New Delhi. Tax Saving Schemes: Everyone takes a new vow on the new year. Most of the people are seen taking a resolution about giving up some or the other bad habit. It is a good thing to leave bad habits, but if some good habits are adopted along with giving up bad habits, then sleep will be pleasant. To adopt good habits, we are talking about financial planning here. Financial planning is very important for a good future.
Now before entering the new year, we are telling you that you should take a new year resolution regarding tax saving. You can increase your savings by saving tax. Today we are telling you some such government schemes, with the help of which you can save tax.
Public Provident Fund (PPF)
PPF scheme is considered to be the best government scheme to save income tax. You can invest up to Rs 1.5 lakh annually in PPF. The government guarantees investment in PPF, that is, the money will not sink. At present, the government is giving 7.10 percent annual interest on PPF. In this, income tax exemption is available on investment under section 80C.
National Pension Scheme (NPS)
National Pension System (NPS) is a government retirement savings scheme. Under Section 80C of the Income Tax Act, in addition to Rs 1.5 lakh in tax, the benefit of Rs 50,000 can be taken. By investing in NPS, you can avail total income tax exemption of Rs 2 lakh. You can start investing from Rs 1,000 a month. Any Indian citizen whose age is between 18 to 65 years can open an account in this scheme.

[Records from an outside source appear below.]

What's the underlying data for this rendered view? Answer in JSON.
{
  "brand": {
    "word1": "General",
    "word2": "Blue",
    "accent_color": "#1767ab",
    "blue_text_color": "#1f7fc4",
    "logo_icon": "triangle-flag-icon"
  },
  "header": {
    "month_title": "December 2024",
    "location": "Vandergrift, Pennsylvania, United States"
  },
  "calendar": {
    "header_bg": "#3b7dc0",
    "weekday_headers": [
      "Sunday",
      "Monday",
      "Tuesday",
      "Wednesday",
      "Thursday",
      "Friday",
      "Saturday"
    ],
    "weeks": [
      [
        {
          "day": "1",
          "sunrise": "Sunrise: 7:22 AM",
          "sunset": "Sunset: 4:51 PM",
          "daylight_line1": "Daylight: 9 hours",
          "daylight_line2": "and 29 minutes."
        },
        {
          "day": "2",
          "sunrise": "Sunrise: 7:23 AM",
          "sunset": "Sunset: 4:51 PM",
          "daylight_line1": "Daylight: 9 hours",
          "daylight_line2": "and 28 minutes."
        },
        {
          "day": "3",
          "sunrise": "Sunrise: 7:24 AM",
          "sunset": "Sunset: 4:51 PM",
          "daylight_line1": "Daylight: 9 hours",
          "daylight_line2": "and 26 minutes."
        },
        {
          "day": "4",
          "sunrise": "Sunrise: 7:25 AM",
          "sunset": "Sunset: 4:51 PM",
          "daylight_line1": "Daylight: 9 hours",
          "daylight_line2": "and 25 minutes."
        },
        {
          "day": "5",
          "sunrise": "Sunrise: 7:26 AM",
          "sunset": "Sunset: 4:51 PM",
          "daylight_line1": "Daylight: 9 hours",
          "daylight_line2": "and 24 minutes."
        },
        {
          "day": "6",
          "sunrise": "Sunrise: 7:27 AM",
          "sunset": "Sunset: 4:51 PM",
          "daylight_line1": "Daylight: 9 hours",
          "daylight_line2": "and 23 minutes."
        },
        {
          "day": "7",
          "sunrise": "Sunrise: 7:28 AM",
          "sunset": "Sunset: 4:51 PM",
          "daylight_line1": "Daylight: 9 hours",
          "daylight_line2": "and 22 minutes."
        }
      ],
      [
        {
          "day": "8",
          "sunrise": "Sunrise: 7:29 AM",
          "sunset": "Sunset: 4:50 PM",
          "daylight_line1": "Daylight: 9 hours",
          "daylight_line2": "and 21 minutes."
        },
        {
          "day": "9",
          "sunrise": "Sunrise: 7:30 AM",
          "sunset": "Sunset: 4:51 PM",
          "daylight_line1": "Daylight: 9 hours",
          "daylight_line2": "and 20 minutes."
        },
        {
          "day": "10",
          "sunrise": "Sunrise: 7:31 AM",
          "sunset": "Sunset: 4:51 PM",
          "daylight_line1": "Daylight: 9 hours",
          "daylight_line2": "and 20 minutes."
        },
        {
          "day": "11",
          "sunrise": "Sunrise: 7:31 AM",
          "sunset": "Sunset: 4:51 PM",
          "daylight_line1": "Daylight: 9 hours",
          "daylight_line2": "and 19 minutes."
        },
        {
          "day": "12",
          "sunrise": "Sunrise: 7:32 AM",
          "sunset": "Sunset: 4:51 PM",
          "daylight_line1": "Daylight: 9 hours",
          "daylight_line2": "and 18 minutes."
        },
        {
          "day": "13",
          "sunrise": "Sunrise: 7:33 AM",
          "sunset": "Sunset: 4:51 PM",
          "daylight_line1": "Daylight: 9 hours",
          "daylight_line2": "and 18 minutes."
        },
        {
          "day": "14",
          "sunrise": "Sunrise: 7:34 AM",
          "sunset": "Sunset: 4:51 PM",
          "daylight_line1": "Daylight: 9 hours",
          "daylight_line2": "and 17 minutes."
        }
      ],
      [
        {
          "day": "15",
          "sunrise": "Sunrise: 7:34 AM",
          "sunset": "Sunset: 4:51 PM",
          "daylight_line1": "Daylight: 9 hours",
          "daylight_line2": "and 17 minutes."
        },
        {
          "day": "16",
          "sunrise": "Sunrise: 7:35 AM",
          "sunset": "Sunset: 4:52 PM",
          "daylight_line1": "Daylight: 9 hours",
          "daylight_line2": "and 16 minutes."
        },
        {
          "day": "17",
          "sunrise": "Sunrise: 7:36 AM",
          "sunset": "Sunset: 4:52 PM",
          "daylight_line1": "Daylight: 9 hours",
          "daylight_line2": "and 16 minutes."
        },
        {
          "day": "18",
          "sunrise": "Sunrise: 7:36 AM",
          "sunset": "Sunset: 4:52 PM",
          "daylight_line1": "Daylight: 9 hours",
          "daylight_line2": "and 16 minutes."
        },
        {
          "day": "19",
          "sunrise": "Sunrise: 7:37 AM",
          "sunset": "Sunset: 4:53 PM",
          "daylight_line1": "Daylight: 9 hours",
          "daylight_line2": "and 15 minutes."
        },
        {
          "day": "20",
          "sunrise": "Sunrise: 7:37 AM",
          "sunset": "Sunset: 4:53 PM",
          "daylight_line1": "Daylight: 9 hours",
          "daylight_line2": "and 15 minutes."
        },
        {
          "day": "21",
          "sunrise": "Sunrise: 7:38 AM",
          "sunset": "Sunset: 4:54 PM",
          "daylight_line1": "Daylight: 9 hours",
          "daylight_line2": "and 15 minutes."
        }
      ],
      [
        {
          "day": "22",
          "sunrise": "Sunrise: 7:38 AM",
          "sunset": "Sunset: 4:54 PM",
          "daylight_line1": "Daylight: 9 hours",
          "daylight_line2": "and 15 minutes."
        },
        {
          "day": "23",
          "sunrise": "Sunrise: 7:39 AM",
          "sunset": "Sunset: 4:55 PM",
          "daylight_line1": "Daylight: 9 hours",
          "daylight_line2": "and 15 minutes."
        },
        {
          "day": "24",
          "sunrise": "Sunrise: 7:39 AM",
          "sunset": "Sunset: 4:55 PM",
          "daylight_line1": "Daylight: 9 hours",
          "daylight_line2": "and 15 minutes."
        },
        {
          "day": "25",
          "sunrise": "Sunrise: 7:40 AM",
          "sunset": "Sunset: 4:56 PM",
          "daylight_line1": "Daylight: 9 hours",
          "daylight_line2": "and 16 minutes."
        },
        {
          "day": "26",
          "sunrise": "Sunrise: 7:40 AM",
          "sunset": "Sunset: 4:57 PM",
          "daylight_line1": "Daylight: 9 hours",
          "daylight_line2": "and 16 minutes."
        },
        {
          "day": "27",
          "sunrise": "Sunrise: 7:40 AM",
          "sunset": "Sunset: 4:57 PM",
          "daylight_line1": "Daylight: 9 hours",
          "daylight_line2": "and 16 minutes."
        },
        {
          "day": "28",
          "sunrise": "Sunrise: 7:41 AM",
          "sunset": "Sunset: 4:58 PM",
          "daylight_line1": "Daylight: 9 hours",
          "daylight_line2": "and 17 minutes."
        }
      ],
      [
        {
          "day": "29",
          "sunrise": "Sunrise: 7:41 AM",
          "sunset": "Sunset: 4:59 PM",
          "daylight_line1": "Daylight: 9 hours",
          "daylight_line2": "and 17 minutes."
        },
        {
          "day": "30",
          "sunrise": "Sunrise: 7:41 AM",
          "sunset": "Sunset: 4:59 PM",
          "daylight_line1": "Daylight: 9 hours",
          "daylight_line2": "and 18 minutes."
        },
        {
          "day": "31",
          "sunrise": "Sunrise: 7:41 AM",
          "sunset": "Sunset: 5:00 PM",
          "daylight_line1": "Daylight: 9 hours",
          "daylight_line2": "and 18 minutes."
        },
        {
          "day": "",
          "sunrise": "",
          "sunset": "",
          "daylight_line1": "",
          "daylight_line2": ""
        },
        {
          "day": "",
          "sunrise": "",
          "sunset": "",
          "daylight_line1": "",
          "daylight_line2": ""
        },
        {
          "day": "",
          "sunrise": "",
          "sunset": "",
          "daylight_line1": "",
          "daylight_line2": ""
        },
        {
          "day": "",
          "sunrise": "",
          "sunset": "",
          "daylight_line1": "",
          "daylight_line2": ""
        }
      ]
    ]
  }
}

Sukanya Samridhi Yojana (SSY)
You can save tax by opening an account in Sukanya Samriddhi Yojana in the name of your daughter who is less than 10 years of age. This is a small savings scheme, which has been started by the Modi government. Income tax exemption can be availed in this scheme by depositing a maximum of Rs 1.5 lakh annually. At present, the government is giving 7.6 percent annual interest on this scheme.
Senior Citizen Savings Scheme (SCSS)
Senior Citizen Saving Scheme is a better savings scheme for senior citizens. This savings account can be opened in a bank or post office. Income tax exemption can be taken under 80C on the amount deposited in this account. A maximum of Rs 1.5 lakh can be invested in this annually. At present, there is a provision of interest at the rate of 7.4% per annum.
Life Insurance
Tax saving exemption is available on investment in Unit Linked Insurance Plans (ULIPs). There will be no tax exemption on the premium going in ULIPs above Rs 2.5 lakh. As per the existing income tax laws, maturity income of life insurance policies is exempt from tax under section 10(10D). The combination of insurance and investment in ULIPs comes with a lock-in period of 5 years.
Tax Saving FD
You can save income tax by investing in tax saving fixed deposits. Investment in tax saving FD is locked for 5 years. Tax saving FD interest rates change from time to time. Tax saving FD investment is a safe and guaranteed return option. You can avail tax exemption under 80C on fixed deposits up to Rs 1.5 lakh per annum.
Equity Linked Savings Scheme (ELSS)
Equity Linked Savings Scheme (ELSS) is a type of equity fund and it is the only mutual fund that offers tax exemption of up to Rs 1.5 lakh under Section 80C of the Income Tax Act. Returns/Profit up to Rs 1 lakh per annum in ELSS is not taxable. ELSS has the shortest lock-in period of 3 years which is better among all tax saving investment options.